Novos confrontos tiveram início durante a noite entre o Exército do Mali, que tem o apoio de tropas francesas, e insurgente islamitas que cercam a cidade de Konna, informaram fontes militares nesta quinta-feira.

AE, Agência Estado

17 de janeiro de 2013 | 10h38

Na tarde de quarta-feira teve início um combate nas proximidades da cidade, cuja captura por rebeldes islamitas fez com que a França interviesse, numa tentativa de expulsar os insurgentes que controlam o norte do Mali desde abril de 2012.

"Houve um segundo confronto com islamitas a cerca de 20 quilômetros de Konna", revelou o capitão Saliou Coulibaly à agência France Presse (AFP). "Seis islamitas foram mortos e conseguimos apreender oito veículos e destruir outros."

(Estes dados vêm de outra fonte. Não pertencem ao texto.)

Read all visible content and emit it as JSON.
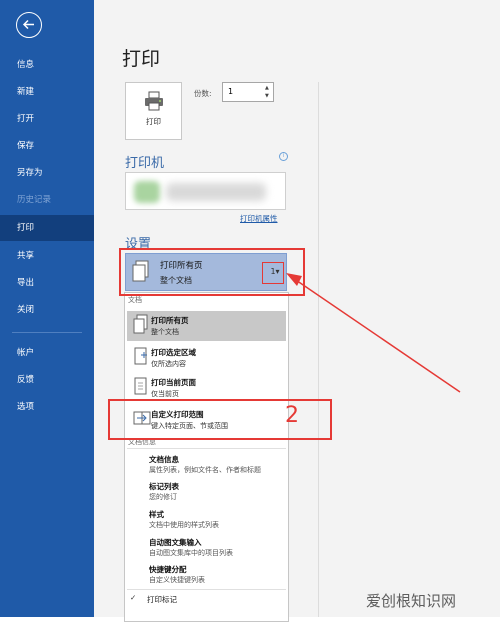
{
  "sidebar": {
    "items": [
      {
        "label": "信息"
      },
      {
        "label": "新建"
      },
      {
        "label": "打开"
      },
      {
        "label": "保存"
      },
      {
        "label": "另存为"
      },
      {
        "label": "历史记录"
      },
      {
        "label": "打印"
      },
      {
        "label": "共享"
      },
      {
        "label": "导出"
      },
      {
        "label": "关闭"
      },
      {
        "label": "帐户"
      },
      {
        "label": "反馈"
      },
      {
        "label": "选项"
      }
    ],
    "active": "打印",
    "disabled": "历史记录"
  },
  "print": {
    "title": "打印",
    "button_label": "打印",
    "copies_label": "份数:",
    "copies_value": "1"
  },
  "printer": {
    "heading": "打印机",
    "properties_link": "打印机属性"
  },
  "settings": {
    "heading": "设置",
    "selected_title": "打印所有页",
    "selected_subtitle": "整个文档",
    "selected_badge": "1"
  },
  "dropdown": {
    "group_document": "文档",
    "options": [
      {
        "title": "打印所有页",
        "desc": "整个文档"
      },
      {
        "title": "打印选定区域",
        "desc": "仅所选内容"
      },
      {
        "title": "打印当前页面",
        "desc": "仅当前页"
      },
      {
        "title": "自定义打印范围",
        "desc": "键入特定页面、节或范围"
      }
    ],
    "group_info": "文档信息",
    "info_items": [
      {
        "title": "文档信息",
        "desc": "属性列表，例如文件名、作者和标题"
      },
      {
        "title": "标记列表",
        "desc": "您的修订"
      },
      {
        "title": "样式",
        "desc": "文档中使用的样式列表"
      },
      {
        "title": "自动图文集输入",
        "desc": "自动图文集库中的项目列表"
      },
      {
        "title": "快捷键分配",
        "desc": "自定义快捷键列表"
      }
    ],
    "check_item": "打印标记"
  },
  "annotation": {
    "number": "2",
    "color": "#e53935"
  },
  "watermark": "爱创根知识网",
  "colors": {
    "sidebar": "#1f5aa8",
    "sidebar_active": "#123f7d",
    "accent": "#3a6aa8"
  }
}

Um militante islamita disse à AFP, em condição de anonimato, que a batalha pelo controle da região de Konna "não terminou".

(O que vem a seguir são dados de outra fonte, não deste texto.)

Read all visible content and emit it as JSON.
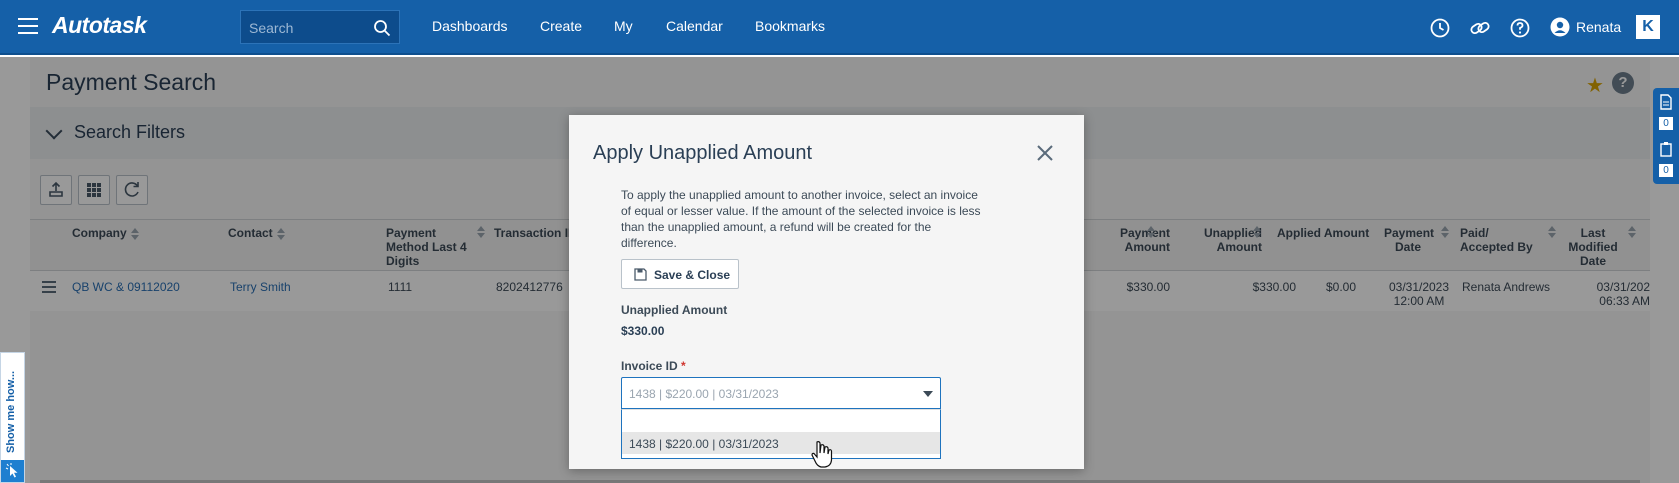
{
  "app": {
    "logo": "Autotask",
    "search_placeholder": "Search",
    "nav": [
      "Dashboards",
      "Create",
      "My",
      "Calendar",
      "Bookmarks"
    ],
    "user_name": "Renata",
    "k_tile": "K"
  },
  "page": {
    "title": "Payment Search",
    "filters_label": "Search Filters",
    "columns": {
      "company": "Company",
      "contact": "Contact",
      "payment_method": [
        "Payment",
        "Method Last 4",
        "Digits"
      ],
      "transaction_id": "Transaction ID",
      "payment_amount": [
        "Payment",
        "Amount"
      ],
      "unapplied_amount": [
        "Unapplied",
        "Amount"
      ],
      "applied_amount": "Applied Amount",
      "payment_date": [
        "Payment",
        "Date"
      ],
      "paid_by": [
        "Paid/",
        "Accepted By"
      ],
      "last_modified": [
        "Last",
        "Modified",
        "Date"
      ]
    },
    "row": {
      "company": "QB WC & 09112020",
      "contact": "Terry Smith",
      "method_digits": "1111",
      "transaction_id": "8202412776",
      "payment_amount": "$330.00",
      "unapplied_amount": "$330.00",
      "applied_amount": "$0.00",
      "payment_date": [
        "03/31/2023",
        "12:00 AM"
      ],
      "paid_by": "Renata Andrews",
      "last_modified": [
        "03/31/202",
        "06:33 AM"
      ]
    }
  },
  "side_panel": {
    "counts": [
      "0",
      "0"
    ]
  },
  "show_me": {
    "label": "Show me how..."
  },
  "modal": {
    "title": "Apply Unapplied Amount",
    "description": "To apply the unapplied amount to another invoice, select an invoice of equal or lesser value. If the amount of the selected invoice is less than the unapplied amount, a refund will be created for the difference.",
    "save_label": "Save & Close",
    "unapplied_label": "Unapplied Amount",
    "unapplied_value": "$330.00",
    "invoice_label": "Invoice ID",
    "required_mark": "*",
    "selected_value": "1438 | $220.00 | 03/31/2023",
    "options": [
      "1438 | $220.00 | 03/31/2023"
    ]
  },
  "colors": {
    "brand_blue": "#1560a8",
    "link_blue": "#2a6fb4",
    "required_red": "#d0352e",
    "star_gold": "#d9a400"
  }
}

Rebeldes, que controlam o norte do país desde abril, avançaram na semana para o sul, em direção ao território controlado pelo governo e tomaram Konna, que fica a 700 quilômetros da capital Bamako.

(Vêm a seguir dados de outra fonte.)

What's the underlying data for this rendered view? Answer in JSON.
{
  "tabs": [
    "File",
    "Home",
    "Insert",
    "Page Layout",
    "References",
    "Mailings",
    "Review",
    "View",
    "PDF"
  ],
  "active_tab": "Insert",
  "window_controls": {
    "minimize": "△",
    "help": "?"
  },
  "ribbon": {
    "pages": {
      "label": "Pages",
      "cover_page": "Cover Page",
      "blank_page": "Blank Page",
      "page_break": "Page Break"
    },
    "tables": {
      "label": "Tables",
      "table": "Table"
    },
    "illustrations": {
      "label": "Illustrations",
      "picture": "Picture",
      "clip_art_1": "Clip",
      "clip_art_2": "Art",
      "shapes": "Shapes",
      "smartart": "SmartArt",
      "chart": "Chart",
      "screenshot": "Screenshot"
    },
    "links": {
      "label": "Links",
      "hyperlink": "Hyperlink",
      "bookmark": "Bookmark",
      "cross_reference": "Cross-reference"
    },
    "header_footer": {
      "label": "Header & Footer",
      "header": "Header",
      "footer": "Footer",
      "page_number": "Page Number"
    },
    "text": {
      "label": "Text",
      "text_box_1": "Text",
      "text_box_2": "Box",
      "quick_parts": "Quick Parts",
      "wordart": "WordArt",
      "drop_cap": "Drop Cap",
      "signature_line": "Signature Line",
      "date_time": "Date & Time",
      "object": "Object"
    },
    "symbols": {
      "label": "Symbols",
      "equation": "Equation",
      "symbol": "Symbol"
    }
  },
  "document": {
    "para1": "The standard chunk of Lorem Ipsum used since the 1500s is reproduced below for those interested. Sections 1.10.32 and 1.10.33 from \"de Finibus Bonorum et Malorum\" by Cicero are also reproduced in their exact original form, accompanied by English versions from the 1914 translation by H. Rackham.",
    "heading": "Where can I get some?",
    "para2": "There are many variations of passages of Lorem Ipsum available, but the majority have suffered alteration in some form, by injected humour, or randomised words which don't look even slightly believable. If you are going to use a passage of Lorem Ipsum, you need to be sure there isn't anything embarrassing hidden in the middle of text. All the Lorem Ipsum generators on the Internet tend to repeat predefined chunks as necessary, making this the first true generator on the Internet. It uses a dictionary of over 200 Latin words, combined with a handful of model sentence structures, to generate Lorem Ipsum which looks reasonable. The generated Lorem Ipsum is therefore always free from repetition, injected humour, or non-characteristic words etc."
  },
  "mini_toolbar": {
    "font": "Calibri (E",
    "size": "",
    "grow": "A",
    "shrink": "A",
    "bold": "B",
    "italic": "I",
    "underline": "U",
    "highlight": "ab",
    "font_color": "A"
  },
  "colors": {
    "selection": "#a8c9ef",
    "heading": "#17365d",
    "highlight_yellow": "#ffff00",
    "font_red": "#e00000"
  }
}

Embora o Exército malês tenha divulgado anteriormente que havia retomado o controle de Konna, o ministro da Defesa da França, Jean-Yves Le Drian, disse na quarta-feira que a região ainda está nas mãos dos islamitas. A área não é acessível a observadores independentes.

Uma fonte da segurança malesa disse que a cidade de Diabaly, onde ocorreram confrontos entre tropas francesas e islamitas na quarta-feira, continua sob o controle dos extremistas.

Um funcionário da Comunidade Econômica dos Estados da África Ocidental (Ecowas, pela sigla em inglês), disse que tropas da Níger devem chegar ao Mali . Aboudou Toure Cheaka, representante especial do bloco regional, disse que as tropas nigerinas chegarão nesta quinta-feira à fronteira entre o Mali e o Níger.

Focas de Burkina Faso e do Togo também devem iniciar sua participação nos confrontos neste final de semana ou no início da semana que vem.

A França enviou 800 soldados para o Mali e espera elevar este número para 2.500, que incluirão membros da Legião Estrangeira Francesa. O governo francês enviou helicópteros, jatos, aviões de vigilância e de reabastecimento na luta contra os islamitas. As informações são da Dow Jones.